Kupor’s views on AI reflect a broader philosophy about risk. Assess risk realistically then weigh potential downsides against potential benefits. Kupor stripped it down to two things that actually mattered: remind people that these tools hallucinate and therefore require human verification and then trust them to do their jobs.
More broadly, Kupor frames AI as something employees need to engage with. Not just for the organization’s sake, but for their own long-term relevance.
It’s a shift in tone. AI isn’t positioned as a threat to jobs, but as a tool—one that rewards those willing to adapt.
Efficiency, Properly Understood
Efficiency comes up repeatedly in Kupor’s thinking, but not in the way it’s often framed.
He’s not talking about cutting costs for the sake of it. His definition is more precise: delivering the same or better outcomes at equal or lower cost.
That distinction matters. It rejects the idea that efficiency and effectiveness are in tension. In Kupor’s view, they should reinforce each other.

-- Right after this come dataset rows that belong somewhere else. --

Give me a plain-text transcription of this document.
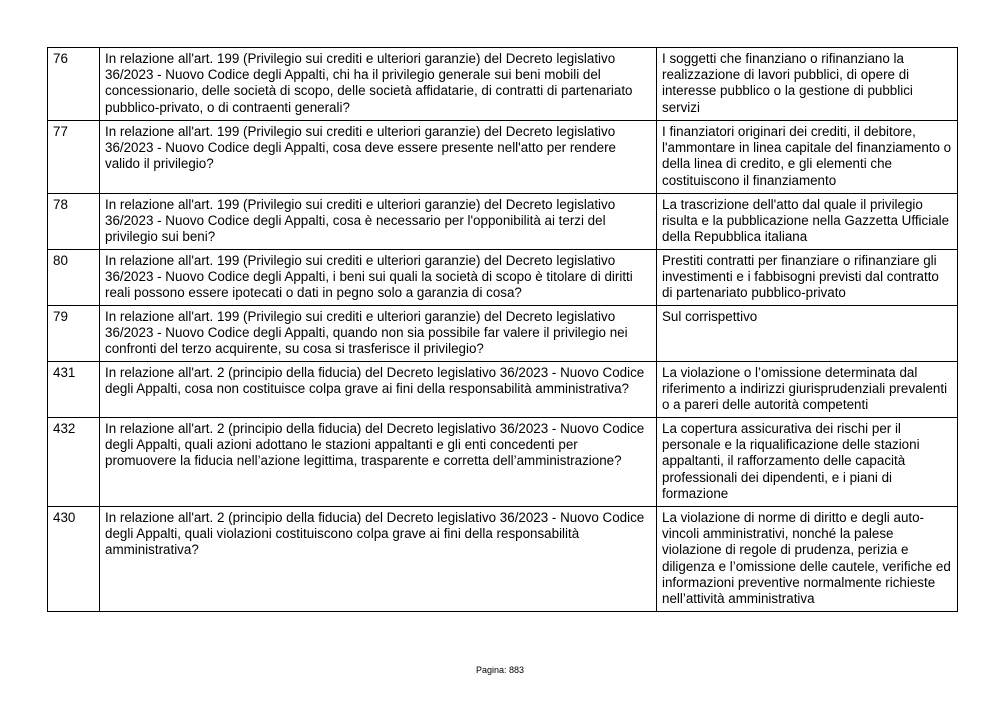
76	In relazione all'art. 199 (Privilegio sui crediti e ulteriori garanzie) del Decreto legislativo 36/2023 - Nuovo Codice degli Appalti, chi ha il privilegio generale sui beni mobili del concessionario, delle società di scopo, delle società affidatarie, di contratti di partenariato pubblico-privato, o di contraenti generali?	I soggetti che finanziano o rifinanziano la realizzazione di lavori pubblici, di opere di interesse pubblico o la gestione di pubblici servizi
77	In relazione all'art. 199 (Privilegio sui crediti e ulteriori garanzie) del Decreto legislativo 36/2023 - Nuovo Codice degli Appalti, cosa deve essere presente nell'atto per rendere valido il privilegio?	I finanziatori originari dei crediti, il debitore, l'ammontare in linea capitale del finanziamento o della linea di credito, e gli elementi che costituiscono il finanziamento
78	In relazione all'art. 199 (Privilegio sui crediti e ulteriori garanzie) del Decreto legislativo 36/2023 - Nuovo Codice degli Appalti, cosa è necessario per l'opponibilità ai terzi del privilegio sui beni?	La trascrizione dell'atto dal quale il privilegio risulta e la pubblicazione nella Gazzetta Ufficiale della Repubblica italiana
80	In relazione all'art. 199 (Privilegio sui crediti e ulteriori garanzie) del Decreto legislativo 36/2023 - Nuovo Codice degli Appalti, i beni sui quali la società di scopo è titolare di diritti reali possono essere ipotecati o dati in pegno solo a garanzia di cosa?	Prestiti contratti per finanziare o rifinanziare gli investimenti e i fabbisogni previsti dal contratto di partenariato pubblico-privato
79	In relazione all'art. 199 (Privilegio sui crediti e ulteriori garanzie) del Decreto legislativo 36/2023 - Nuovo Codice degli Appalti, quando non sia possibile far valere il privilegio nei confronti del terzo acquirente, su cosa si trasferisce il privilegio?	Sul corrispettivo
431	In relazione all'art. 2 (principio della fiducia) del Decreto legislativo 36/2023 - Nuovo Codice degli Appalti, cosa non costituisce colpa grave ai fini della responsabilità amministrativa?	La violazione o l’omissione determinata dal riferimento a indirizzi giurisprudenziali prevalenti o a pareri delle autorità competenti
432	In relazione all'art. 2 (principio della fiducia) del Decreto legislativo 36/2023 - Nuovo Codice degli Appalti, quali azioni adottano le stazioni appaltanti e gli enti concedenti per promuovere la fiducia nell’azione legittima, trasparente e corretta dell’amministrazione?	La copertura assicurativa dei rischi per il personale e la riqualificazione delle stazioni appaltanti, il rafforzamento delle capacità professionali dei dipendenti, e i piani di formazione
430	In relazione all'art. 2 (principio della fiducia) del Decreto legislativo 36/2023 - Nuovo Codice degli Appalti, quali violazioni costituiscono colpa grave ai fini della responsabilità amministrativa?	La violazione di norme di diritto e degli auto-vincoli amministrativi, nonché la palese violazione di regole di prudenza, perizia e diligenza e l’omissione delle cautele, verifiche ed informazioni preventive normalmente richieste nell’attività amministrativa
Pagina: 883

One example is the relationship between federal employees and contractors. By looking at both through a single budget lens, agencies can better understand their total workforce costs and make smarter decisions about how to allocate work.
It also changes incentives. If leaders are measured only on headcount, they’ll shift work to contractors. If they’re measured on total cost and performance, they’re more likely to optimize for long-term value.
That’s a recurring theme in my conversation with Kupor: change the incentives, and behavior follows.
A More Adaptive Model of Government
Step back, and what emerges isn’t a single reform. It’s a broader philosophy.
It starts with people—how they’re hired, developed, and motivated. It embraces technology as a tool, not an end. It treats constraints not as barriers, but as catalysts for change.
Execution, of course, is the hard part. Changing incentives, modernizing systems, shifting culture and none of that happens quickly. Real change doesn’t come from sweeping declarations. It comes from adjusting how things work day to day:
Fix the hiring process. Rethink performance metrics. Deploy technology differently. Expand how leaders gain experience.
Taken together, those steps begin to add up.
The Longer Horizon
When I asked Kupor what he thought the federal workforce would look like in 2030 his response was frank. He said he had no idea and anyone claiming to know was probably fooling themselves. What he does believe is that technological progress will keep accelerating, that the organizations that thrive will be those with cultures built to adapt.
He offered a vision he'd be content with a steady stream of young people spending two years in government service before heading to the private sector, perhaps returning a decade later with new skills and different perspectives. A Senior Executive Service whose members are required to spend time outside government as part of their development path and not as an exception but as a standard.
Getting from here to there will take some doing. A hundred and nineteen separate HR IT systems need to be consolidated into something coherent. Forty-six thousand HR professionals scattered across agencies, working at roughly half the efficiency ratio common in comparably sized private organizations, need new tools and a fundamentally different operating model. The retirement system still handles too much on paper. The hiring portal still loses qualified candidates to process friction.
The problems are large. They aren't mysterious. Kupor wants the agency to matter and be useful. In that light, the move from “no PM” to “go PM” isn’t just a slogan. It’s a challenge—to rethink not only what government does, but how it does it.